Free Subscription: RSS
This short podcast describes an important step in the growth of business owners and other leaders, moving beyond the urge to control and micro-manage every action toward acting with confidence in your team and your own ability to respond to every eventuality.
Thanks to MusicOpen for providing public domain recordings of Beethoven.
Transcript:
Hello. I’m Tony Mayo, the Business Owner’s Executive Coach with one quick idea you can use in your business …today.
Here’s the gist of today’s leadership coaching. Control …is an illusion. End your quest for certainty and proceed …with confidence.
The business owners I work with tend to have very clear ideas about the results they want to produce, and about the methods used to produce those outcomes. Unfortunately, this clarity and strong intention can misguide them into attempting to control every step of the project. Unfortunately, such detailed control is mostly impossible. Managers who try to control their people are kidding themselves —and their employees know it. We call them micro-managers, which has a double meaning. By attempting to manage details at a micro level, these managers shrink their own stature and effectiveness as leaders, becoming micro– versions of real managers. Micro-managers
If you’re doing anything significant involving other people, resources, time, and chance, you cannot control everything. It’s just not humanly possible. Worse, any attempt to do so, discourages the very best people working with you. Because –think about it– the most intelligent, creative, responsible people don’t want to be controlled; they want to contribute. They want to participate. They want to be creative. The very people you most want on your team are the same ones who most want to matter, to affect the process, and influence the outcome. To be left alone to get their jobs done.
You may be thinking, “Okay, Coach. Say I’m willing to give up this illusion of control? What’s the alternative? What do I do, sit back and watch?”
Of course not. I suggest delegating, not abdicating. My recommended alternative to grasping at control is to move forward with _confidence_; the conviction that you can respond effectively to the many unpredictable, uncontrollable events that are part of any worthwhile project.
When you’re clear about your commitments, your skills, and your ability …to respond, you will be _confident_, whatever happens, that you will respond appropriately.
My friend, Lt. General Gene Forrester, illustrated this principle for me with the example of Napoleon. Napoleon only ordered his field marshals to station their troops at a particular place, at a specific time, prepared to attempt a certain result. How they got there and the tactics they used were up to the field commanders and their officers.

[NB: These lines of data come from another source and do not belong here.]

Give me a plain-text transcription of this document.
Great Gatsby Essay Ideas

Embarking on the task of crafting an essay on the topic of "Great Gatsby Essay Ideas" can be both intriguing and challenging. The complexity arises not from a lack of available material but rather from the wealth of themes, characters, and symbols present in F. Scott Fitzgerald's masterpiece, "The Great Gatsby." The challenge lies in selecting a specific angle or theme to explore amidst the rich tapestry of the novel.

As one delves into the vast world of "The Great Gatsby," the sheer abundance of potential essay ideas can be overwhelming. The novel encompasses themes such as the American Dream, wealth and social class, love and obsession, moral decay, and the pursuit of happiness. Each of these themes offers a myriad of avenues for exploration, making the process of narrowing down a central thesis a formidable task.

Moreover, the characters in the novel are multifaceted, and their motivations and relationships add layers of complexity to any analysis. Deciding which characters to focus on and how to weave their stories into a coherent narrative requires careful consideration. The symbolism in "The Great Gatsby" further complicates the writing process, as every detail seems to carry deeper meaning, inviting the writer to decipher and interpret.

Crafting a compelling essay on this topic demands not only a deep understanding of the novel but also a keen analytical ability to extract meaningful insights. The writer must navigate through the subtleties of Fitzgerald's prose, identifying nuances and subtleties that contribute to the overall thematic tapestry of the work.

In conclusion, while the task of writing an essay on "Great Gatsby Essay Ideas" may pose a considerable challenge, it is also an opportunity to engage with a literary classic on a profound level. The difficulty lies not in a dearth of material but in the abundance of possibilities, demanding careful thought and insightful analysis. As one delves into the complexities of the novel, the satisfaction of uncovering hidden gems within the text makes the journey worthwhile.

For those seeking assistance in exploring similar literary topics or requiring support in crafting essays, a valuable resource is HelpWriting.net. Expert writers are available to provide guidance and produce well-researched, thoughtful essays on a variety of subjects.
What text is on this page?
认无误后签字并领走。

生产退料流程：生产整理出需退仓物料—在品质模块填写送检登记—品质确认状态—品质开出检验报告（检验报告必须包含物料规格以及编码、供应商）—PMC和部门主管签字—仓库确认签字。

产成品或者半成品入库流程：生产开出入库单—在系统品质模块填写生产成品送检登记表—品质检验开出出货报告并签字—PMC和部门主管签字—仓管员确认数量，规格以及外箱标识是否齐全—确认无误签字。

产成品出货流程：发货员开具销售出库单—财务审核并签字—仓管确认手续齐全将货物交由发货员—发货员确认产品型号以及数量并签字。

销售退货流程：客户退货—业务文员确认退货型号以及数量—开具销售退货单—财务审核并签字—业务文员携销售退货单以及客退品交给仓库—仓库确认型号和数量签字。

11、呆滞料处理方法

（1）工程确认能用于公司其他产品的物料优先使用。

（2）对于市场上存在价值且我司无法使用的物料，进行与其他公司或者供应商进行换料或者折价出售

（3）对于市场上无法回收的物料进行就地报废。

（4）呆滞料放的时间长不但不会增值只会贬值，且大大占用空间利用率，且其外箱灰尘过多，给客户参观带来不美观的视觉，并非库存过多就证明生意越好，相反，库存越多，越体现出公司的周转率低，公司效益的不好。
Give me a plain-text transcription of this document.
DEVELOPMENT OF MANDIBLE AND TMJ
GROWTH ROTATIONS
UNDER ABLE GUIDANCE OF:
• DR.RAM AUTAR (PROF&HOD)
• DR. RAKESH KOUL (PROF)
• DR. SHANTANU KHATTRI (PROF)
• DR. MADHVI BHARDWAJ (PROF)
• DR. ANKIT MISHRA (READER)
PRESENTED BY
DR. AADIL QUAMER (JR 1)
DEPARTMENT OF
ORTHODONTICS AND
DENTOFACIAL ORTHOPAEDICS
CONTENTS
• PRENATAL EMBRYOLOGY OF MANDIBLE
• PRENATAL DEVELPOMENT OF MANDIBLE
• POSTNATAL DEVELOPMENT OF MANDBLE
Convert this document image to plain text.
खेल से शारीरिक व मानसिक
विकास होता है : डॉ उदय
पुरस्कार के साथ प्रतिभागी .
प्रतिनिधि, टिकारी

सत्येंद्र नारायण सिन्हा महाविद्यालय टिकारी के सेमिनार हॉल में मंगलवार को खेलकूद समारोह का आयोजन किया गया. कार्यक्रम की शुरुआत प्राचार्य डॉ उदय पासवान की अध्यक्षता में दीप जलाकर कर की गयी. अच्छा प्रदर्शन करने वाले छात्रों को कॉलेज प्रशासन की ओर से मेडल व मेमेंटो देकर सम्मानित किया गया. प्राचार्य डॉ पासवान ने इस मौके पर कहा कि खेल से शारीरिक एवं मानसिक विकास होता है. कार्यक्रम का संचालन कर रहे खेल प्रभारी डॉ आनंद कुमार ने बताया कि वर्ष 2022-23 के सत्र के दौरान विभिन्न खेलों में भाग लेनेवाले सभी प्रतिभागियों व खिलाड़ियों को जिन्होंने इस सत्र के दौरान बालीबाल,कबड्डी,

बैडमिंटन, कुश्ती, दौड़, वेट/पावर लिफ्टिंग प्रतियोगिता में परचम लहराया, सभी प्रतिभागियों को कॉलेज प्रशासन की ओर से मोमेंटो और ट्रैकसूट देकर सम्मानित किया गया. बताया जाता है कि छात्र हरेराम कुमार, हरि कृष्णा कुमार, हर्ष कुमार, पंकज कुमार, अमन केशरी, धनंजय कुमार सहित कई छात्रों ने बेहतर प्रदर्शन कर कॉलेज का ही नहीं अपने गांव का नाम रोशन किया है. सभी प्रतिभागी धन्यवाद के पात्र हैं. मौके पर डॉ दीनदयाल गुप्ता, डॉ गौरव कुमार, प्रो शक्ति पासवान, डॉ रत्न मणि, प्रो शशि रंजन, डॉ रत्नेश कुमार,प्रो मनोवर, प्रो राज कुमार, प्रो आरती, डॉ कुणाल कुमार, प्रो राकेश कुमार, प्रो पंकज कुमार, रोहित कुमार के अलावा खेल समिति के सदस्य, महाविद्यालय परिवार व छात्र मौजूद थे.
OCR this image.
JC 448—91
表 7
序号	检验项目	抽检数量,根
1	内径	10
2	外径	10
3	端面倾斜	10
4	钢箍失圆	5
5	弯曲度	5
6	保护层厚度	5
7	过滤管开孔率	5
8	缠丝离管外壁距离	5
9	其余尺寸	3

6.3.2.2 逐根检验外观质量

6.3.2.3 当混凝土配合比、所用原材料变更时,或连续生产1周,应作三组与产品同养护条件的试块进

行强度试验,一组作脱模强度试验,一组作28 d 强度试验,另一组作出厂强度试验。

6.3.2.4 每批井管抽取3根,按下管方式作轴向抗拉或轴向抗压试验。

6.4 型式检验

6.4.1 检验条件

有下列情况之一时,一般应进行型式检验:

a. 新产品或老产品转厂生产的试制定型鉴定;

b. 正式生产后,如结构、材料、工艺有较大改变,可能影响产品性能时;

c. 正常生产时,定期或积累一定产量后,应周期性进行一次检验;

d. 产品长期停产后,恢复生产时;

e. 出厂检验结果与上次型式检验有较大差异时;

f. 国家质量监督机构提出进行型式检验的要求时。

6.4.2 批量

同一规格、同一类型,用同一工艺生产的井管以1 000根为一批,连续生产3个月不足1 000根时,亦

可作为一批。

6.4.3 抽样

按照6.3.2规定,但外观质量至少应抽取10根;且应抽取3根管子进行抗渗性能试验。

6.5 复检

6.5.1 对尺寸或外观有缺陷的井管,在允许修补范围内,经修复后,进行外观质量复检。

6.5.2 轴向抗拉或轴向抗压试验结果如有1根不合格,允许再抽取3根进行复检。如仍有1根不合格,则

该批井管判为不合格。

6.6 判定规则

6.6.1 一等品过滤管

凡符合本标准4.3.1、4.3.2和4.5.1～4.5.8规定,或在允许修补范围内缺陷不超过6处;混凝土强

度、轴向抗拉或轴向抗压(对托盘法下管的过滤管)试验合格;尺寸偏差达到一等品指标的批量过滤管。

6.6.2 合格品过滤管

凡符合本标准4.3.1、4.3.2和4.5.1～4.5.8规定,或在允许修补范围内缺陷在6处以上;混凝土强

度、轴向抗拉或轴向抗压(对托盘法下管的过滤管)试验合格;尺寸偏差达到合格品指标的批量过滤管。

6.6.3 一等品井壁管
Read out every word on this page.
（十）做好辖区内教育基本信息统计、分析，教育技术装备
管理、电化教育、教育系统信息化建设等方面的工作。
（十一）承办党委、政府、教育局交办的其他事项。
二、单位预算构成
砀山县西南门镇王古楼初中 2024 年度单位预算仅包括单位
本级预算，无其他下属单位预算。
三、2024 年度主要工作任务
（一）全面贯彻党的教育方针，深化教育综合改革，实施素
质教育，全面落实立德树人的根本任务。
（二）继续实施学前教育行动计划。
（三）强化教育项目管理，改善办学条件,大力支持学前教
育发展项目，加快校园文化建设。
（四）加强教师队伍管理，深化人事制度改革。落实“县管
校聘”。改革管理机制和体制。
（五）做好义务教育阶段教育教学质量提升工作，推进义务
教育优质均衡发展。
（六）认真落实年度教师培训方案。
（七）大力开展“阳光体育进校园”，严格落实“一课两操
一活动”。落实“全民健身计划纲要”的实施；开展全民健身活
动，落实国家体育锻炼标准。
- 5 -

My friend went on to tell of his experience commanding the American occupation of the Dominican Republic in 1965. Because of the violence and chaos on the ground, he had planned an aerial assault, dropping men and heavy equipment by parachute just outside the capital.
While in the air, my friend was contacted by the Chairman of the Joint Chiefs of staff with new orders. Because an airdrop might look too violent and aggressive, an agreement had been negotiated with a faction of the Dominican Army. They agreed to allow the US troops to land and deploy from a military air field.
That makes sense, the general agreed, but it is impossible. We are airborne with enough tanks and trucks for 22,000 troops securely attached to parachutes and pallets, positioned over bomb bay doors, ready to drop. There was physically no way to get them out of a plane once it was on the ground. The equipment had to be parachuted.
I hear what you’re saying, said the Chief. And, I received this order personally from the President of the United States. …Figure it out.
The General happened to have on his aircraft the Captain who had written the manual on how to rig, stow, and air drop combat equipment. After a brief consultation, the Captain confirmed that it was physically impossible to roll those vehicles off an airplane on the ground. And, the Captain who wrote the manual also knew that in war not everything got done by the book. There are things even a general or a President can’t control, but there’s nothing an officer with confidence won’t attempt.
This Captain radioed the Master Sergeant who had supervised the rigging and loading and told him what was needed. He said, “Yes, sir.” The Captain asked, “You understand that this has to be done en route, right now, without landing?” The sergeant said, “Yes, sir.”
The Captain asked, “How are you going to do it?”
“I don’t know, sir. I just know that we will.”
A few hours later, those planes landed and the equipment rolled off, followed by tons of smashed, slashed, bent, and burnt packing materials.
That’s confidence. Instead of trying to control every step, the commanders from President Johnson right down to the Master Sergeant proceeded with confidence in their ability to unleash the ingenuity and determination of their teams.
So please, try being less attached to the methods and how things are done, and more clear about the outcome you desire, and the reasons for it. Be confident that you’ll be able to have the conversations, take the actions, provide the resources called for, no matter what happens. You don’t need to control. Be confident.
Thanks for listening. I hope you enjoy this podcast, that you apply it and you share it.